Just wanted to say... BEST RECIPE EVER!!!
I am not gluten free, but my roommate is, so I found this recipe and made the cake for her... and let me just say, DELICIOUS!
Everyone loved it! She was the only GF person at her party, but everyone was raving about it.
The only revisions I made was I blended the strawberries in a food processor before adding to the mix so that there weren't any big chunks.
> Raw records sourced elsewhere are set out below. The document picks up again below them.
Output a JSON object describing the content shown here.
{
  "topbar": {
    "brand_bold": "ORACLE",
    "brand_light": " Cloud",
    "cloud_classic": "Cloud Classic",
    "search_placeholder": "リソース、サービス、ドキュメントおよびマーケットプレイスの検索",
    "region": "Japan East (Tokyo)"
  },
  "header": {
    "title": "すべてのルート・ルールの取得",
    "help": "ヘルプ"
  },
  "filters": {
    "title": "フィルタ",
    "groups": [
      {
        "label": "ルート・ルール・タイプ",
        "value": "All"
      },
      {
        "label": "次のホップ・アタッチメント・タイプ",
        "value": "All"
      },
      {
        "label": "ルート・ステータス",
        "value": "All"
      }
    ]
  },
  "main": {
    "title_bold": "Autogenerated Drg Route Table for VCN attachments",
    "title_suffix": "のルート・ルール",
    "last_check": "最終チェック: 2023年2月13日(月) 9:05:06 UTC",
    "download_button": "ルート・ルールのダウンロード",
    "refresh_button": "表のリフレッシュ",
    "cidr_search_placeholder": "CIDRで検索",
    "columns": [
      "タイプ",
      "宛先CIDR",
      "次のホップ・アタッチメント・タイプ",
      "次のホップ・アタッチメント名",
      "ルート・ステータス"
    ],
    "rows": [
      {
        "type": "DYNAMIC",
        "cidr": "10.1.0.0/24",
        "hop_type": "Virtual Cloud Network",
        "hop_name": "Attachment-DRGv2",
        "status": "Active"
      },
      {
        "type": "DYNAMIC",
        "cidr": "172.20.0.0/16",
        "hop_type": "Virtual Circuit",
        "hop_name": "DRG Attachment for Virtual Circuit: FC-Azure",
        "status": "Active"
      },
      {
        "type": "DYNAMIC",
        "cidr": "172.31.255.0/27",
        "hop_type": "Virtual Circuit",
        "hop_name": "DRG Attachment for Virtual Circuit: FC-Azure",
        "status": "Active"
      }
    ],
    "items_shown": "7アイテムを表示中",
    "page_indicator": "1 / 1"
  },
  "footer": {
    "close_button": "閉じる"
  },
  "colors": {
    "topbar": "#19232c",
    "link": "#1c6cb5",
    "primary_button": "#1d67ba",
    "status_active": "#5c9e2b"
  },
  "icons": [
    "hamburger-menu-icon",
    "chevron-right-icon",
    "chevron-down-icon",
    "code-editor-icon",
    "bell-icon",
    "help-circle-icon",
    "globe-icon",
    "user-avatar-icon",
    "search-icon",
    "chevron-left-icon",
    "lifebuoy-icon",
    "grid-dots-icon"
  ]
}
And I also used a GF Baking Mix (by NOW foods), which already had the salt, xanthan gum, & baking powder in it, so I did omit the salt and xanthan gum, but I added the baking powder still because I had heard that GF baking does better with the extra help to rise.
It cooked beautifully in two 9 in pans and then I lavished some wonderful homemade cream cheese icing on it (1 8oz pkg cream cheese, 1 stick of margarine, 1-2tsp vanilla, 3 cups powdered sugar) and it was perhaps one of the most delicious cakes to have entered my mouth. and trust me, many cakes have entered this mouth. :)
This recipe was AWESOME! I absolutely give it 5 stars for taste, but I made a few modifications that I think really improved the recipe. I made cupcakes using Arrowhead Mills GF baking mix, but added the extra baking powder as recommended. I also added about 3 cups of fresh strawberries, which I mashed and added about 1 or 2 TB maple syrup. I used coconut oil and creamed it with the eggs before adding the dry ingredients, and I added the strawberry mixture last. I ended up having to cook the cupcakes for 28 - 30 minutes. They were not nearly done by 20 minutes, but maybe that's because of the fresh strawberries. I would highly recommend this recipe - you can't even tell they're GF.
I also used a gf baking mix (Pamela's) but still added baking powder even though the mix includes it, blended strawberries in blender and made cupcakes with cream cheese frosting from this recipe. I took them to a party and had to split the leftover cupcakes with everyone!
Great recipe! My kids and I made two of these cakes for mother's day tomorrow. One for church, and one for our mother's day festivities at my parent's house. We used 2 cups fresh strawberries instead with a couple of heaping tablespoons extra sugar and 1/4 cup of water. For the gluten-free flour blend, I used what I had on hand (1 cup sorghum flour, 1 cup potato starch, 1/2 cup gf oat flour). I just sliced off a bit of the edge of one of the cakes for a taste and thought it was really good. By the way, I am not a gf, my parent's and son are, so I know that this tastes pretty close to the real thing. I plan filling one cake with vanilla pudding and icing with straberry frosting. Thanks for the post!